As we prepare to enter the sixth full week of our new COVID-induced reality, it’s clear no matter where you look that nearly every aspect of your daily life has been impacted in some way. Some situations are stranger than others right now, as going out to the grocery store or an LCBO can feel like a scene straight out of Hollywood.
There’s no doubt that the Waterloo Region real estate market has been impacted in a big way, too. With several weeks of the current state of emergency behind us, however, we’re beginning to get a clearer picture of the toll of the virus and of the resultant shutdown on market activity and sale prices.
I’d like to qualify what follows by saying that this analysis is anecdotal – based upon what I’ve observed over the course of my own business dealings these past two weeks (mainly), as well as what I’ve heard coming from my colleagues, peers and clients. When the KWAR releases its monthly report for April (usually by the 5th of each month) we’ll revisit the situation and deal with some raw figures and statistics.
All things considered though, I’m pleasantly surprised to be able to report that the Kitchener-Waterloo market in particular is demonstrating a great deal of resiliency so far. Even as both the total number of new listings and the overall quantity of transactions are down sharply (for obvious reasons), average sale prices have remained rock-solid. Prices are holding. For now, I’m ready to attribute this stability to two main factors:
Incredibly sound pre-pandemic fundamentals (a diverse economy, major infrastructure investment, stable core industries – all notions you’ve heard me praising about Kitchener-Waterloo for half a decade, now)
A relatively large number of above-average paying jobs with good security and the capability for these employers to have their employees work at or near 100% capacity from home.
Waterloo Region of late has achieved some measure of national and international recognition as a major hub for high-tech and information technology R&D, but our local economy has for many decades previous to the 2010’s been able to rely on a large number of very good jobs in the education, health-care, public service and insurance industries, to name just a few. These aren’t jobs that go away overnight, and many companies are in fact still hiring – meaning that even amid the current crisis, Waterloo Region is a draw for professionals who require long-term housing. That means that people are continuing to need to purchase homes.
These facts are, I believe, reflected in the surprising level of activity we’re continuing to see generated in the Waterloo Region housing market. Upwards of 100 homes have changed hands every week this month so far – and this number is growing. Again – this is anecdotal and my own sense of the situation – but with each passing day I am seeing more and more ‘good news’ stories both on TV and in print. A sense of optimism seems to be growing stronger as experts are getting a handle on the measures needed to reopen the economy, and more civic leaders are relaying analysis that we might be close to turning a corner in terms of our management of the virus. I think this optimism is having an impact on buyers and investors which will translate into an increased rate of sales as we head into May.

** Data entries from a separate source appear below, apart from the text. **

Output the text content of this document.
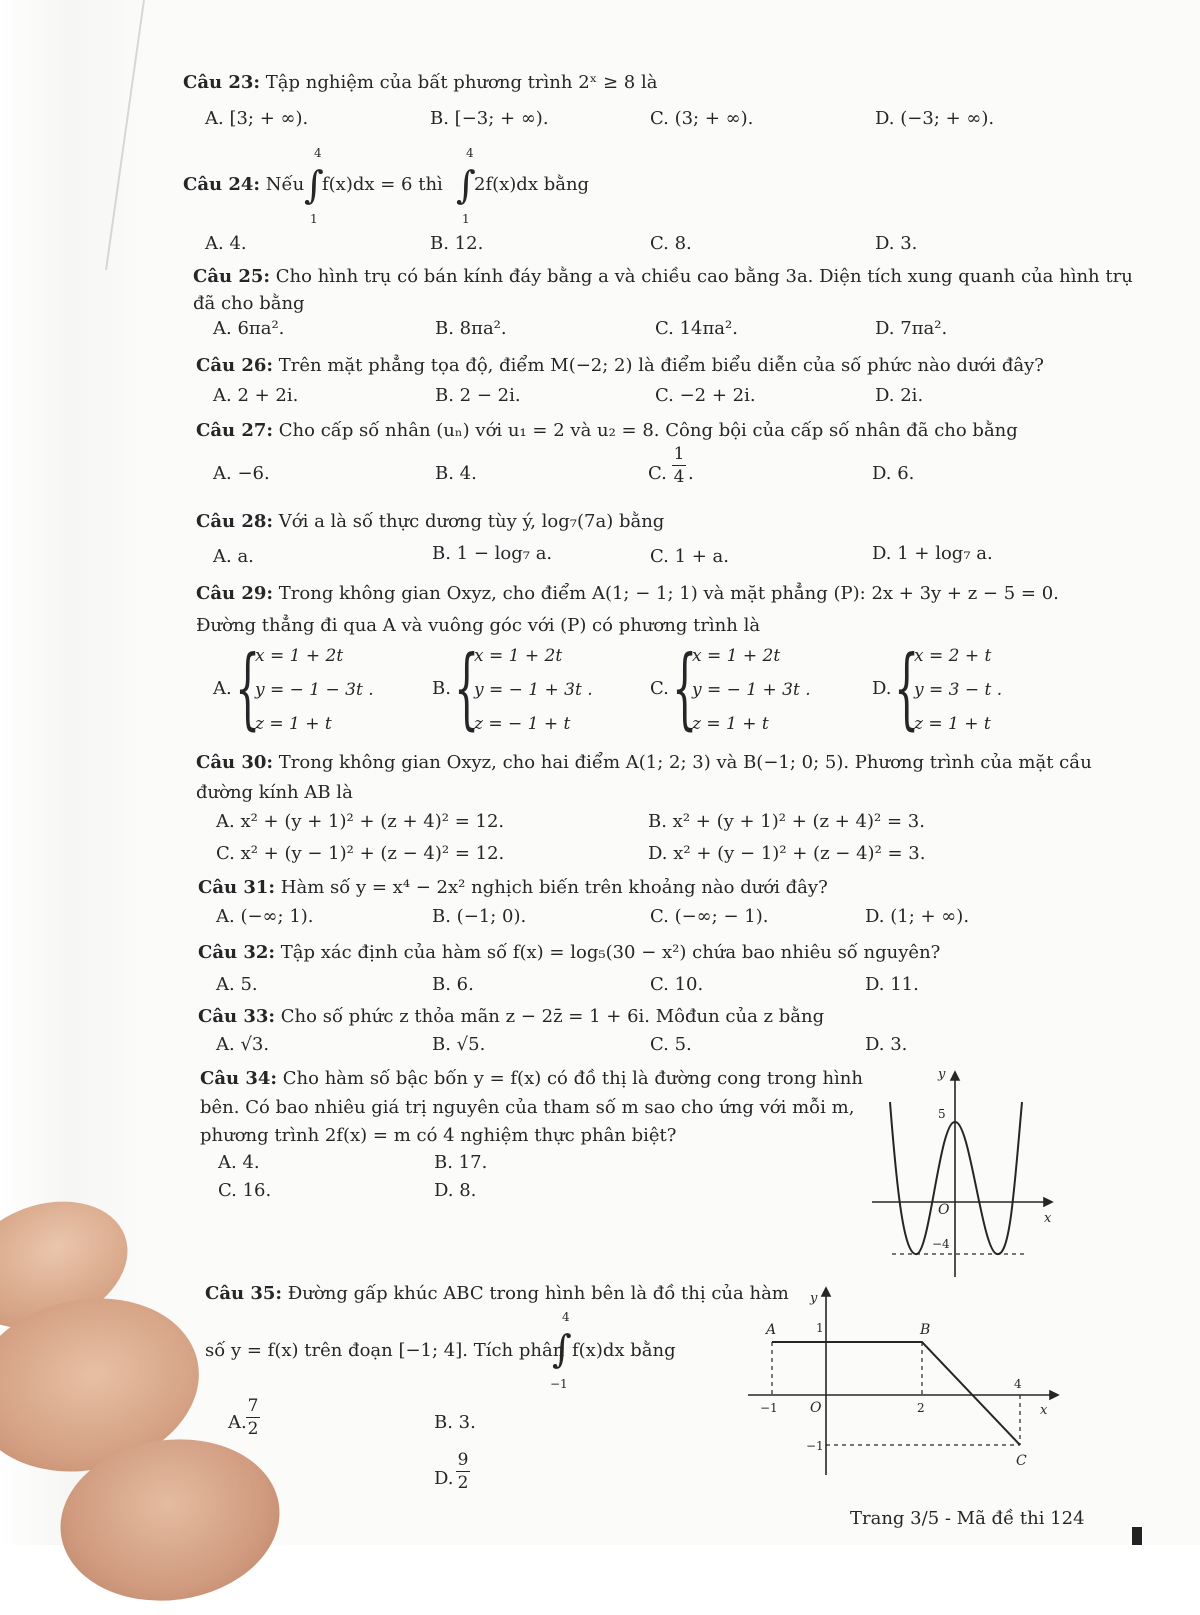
Câu 23: Tập nghiệm của bất phương trình 2ˣ ≥ 8 là
A. [3; + ∞).	B. [−3; + ∞).	C. (3; + ∞).	D. (−3; + ∞).
Câu 24: Nếu ∫
4
1
f(x)dx = 6 thì ∫
4
1
2f(x)dx bằng
A. 4.	B. 12.	C. 8.	D. 3.
Câu 25: Cho hình trụ có bán kính đáy bằng a và chiều cao bằng 3a. Diện tích xung quanh của hình trụ
đã cho bằng
A. 6πa².	B. 8πa².	C. 14πa².	D. 7πa².
Câu 26: Trên mặt phẳng tọa độ, điểm M(−2; 2) là điểm biểu diễn của số phức nào dưới đây?
A. 2 + 2i.	B. 2 − 2i.	C. −2 + 2i.	D. 2i.
Câu 27: Cho cấp số nhân (uₙ) với u₁ = 2 và u₂ = 8. Công bội của cấp số nhân đã cho bằng
A. −6.	B. 4.	C.
1
4 .	D. 6.
Câu 28: Với a là số thực dương tùy ý, log₇(7a) bằng
A. a.	B. 1 − log₇ a.	C. 1 + a.	D. 1 + log₇ a.
Câu 29: Trong không gian Oxyz, cho điểm A(1; − 1; 1) và mặt phẳng (P): 2x + 3y + z − 5 = 0.
Đường thẳng đi qua A và vuông góc với (P) có phương trình là
A. {
x = 1 + 2t
y = − 1 − 3t .
z = 1 + t
B. {
x = 1 + 2t
y = − 1 + 3t .
z = − 1 + t
C. {
x = 1 + 2t
y = − 1 + 3t .
z = 1 + t
D. {
x = 2 + t
y = 3 − t .
z = 1 + t
Câu 30: Trong không gian Oxyz, cho hai điểm A(1; 2; 3) và B(−1; 0; 5). Phương trình của mặt cầu
đường kính AB là
A. x² + (y + 1)² + (z + 4)² = 12.	B. x² + (y + 1)² + (z + 4)² = 3.
C. x² + (y − 1)² + (z − 4)² = 12.	D. x² + (y − 1)² + (z − 4)² = 3.
Câu 31: Hàm số y = x⁴ − 2x² nghịch biến trên khoảng nào dưới đây?
A. (−∞; 1).	B. (−1; 0).	C. (−∞; − 1).	D. (1; + ∞).
Câu 32: Tập xác định của hàm số f(x) = log₅(30 − x²) chứa bao nhiêu số nguyên?
A. 5.	B. 6.	C. 10.	D. 11.
Câu 33: Cho số phức z thỏa mãn z − 2z̄ = 1 + 6i. Môđun của z bằng
A. √3.	B. √5.	C. 5.	D. 3.
Câu 34: Cho hàm số bậc bốn y = f(x) có đồ thị là đường cong trong hình
bên. Có bao nhiêu giá trị nguyên của tham số m sao cho ứng với mỗi m,
phương trình 2f(x) = m có 4 nghiệm thực phân biệt?
A. 4.	B. 17.
C. 16.	D. 8.
y
x
O
5
−4
Câu 35: Đường gấp khúc ABC trong hình bên là đồ thị của hàm
số y = f(x) trên đoạn [−1; 4]. Tích phân
∫
4
−1
f(x)dx bằng
A.
7
2	B. 3.
D.
9
2
y
x
O
A	B
C
1
−1
−1	2
4
Trang 3/5 - Mã đề thi 124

Under ordinary circumstances, this coming month would represent the absolute peak of spring market activity. While we won’t reach levels anywhere near that this April or May, I am cautiously optimistic that as we improve at combating the virus and businesses and services slowly start to reopen, we will see a correspondingly busier-than-normal summer market.
All those folks out there who are expecting a new addition to the family, hoping to downsize due to an empty nest, or who might be facing the unfortunate reality of managing an estate sale can’t put life on hold forever. And, until medical researchers develop an effective treatment or vaccine, we Realtors will need to be ready to assist with these major changes in our clients’ lives as responsibly and as safely as we can.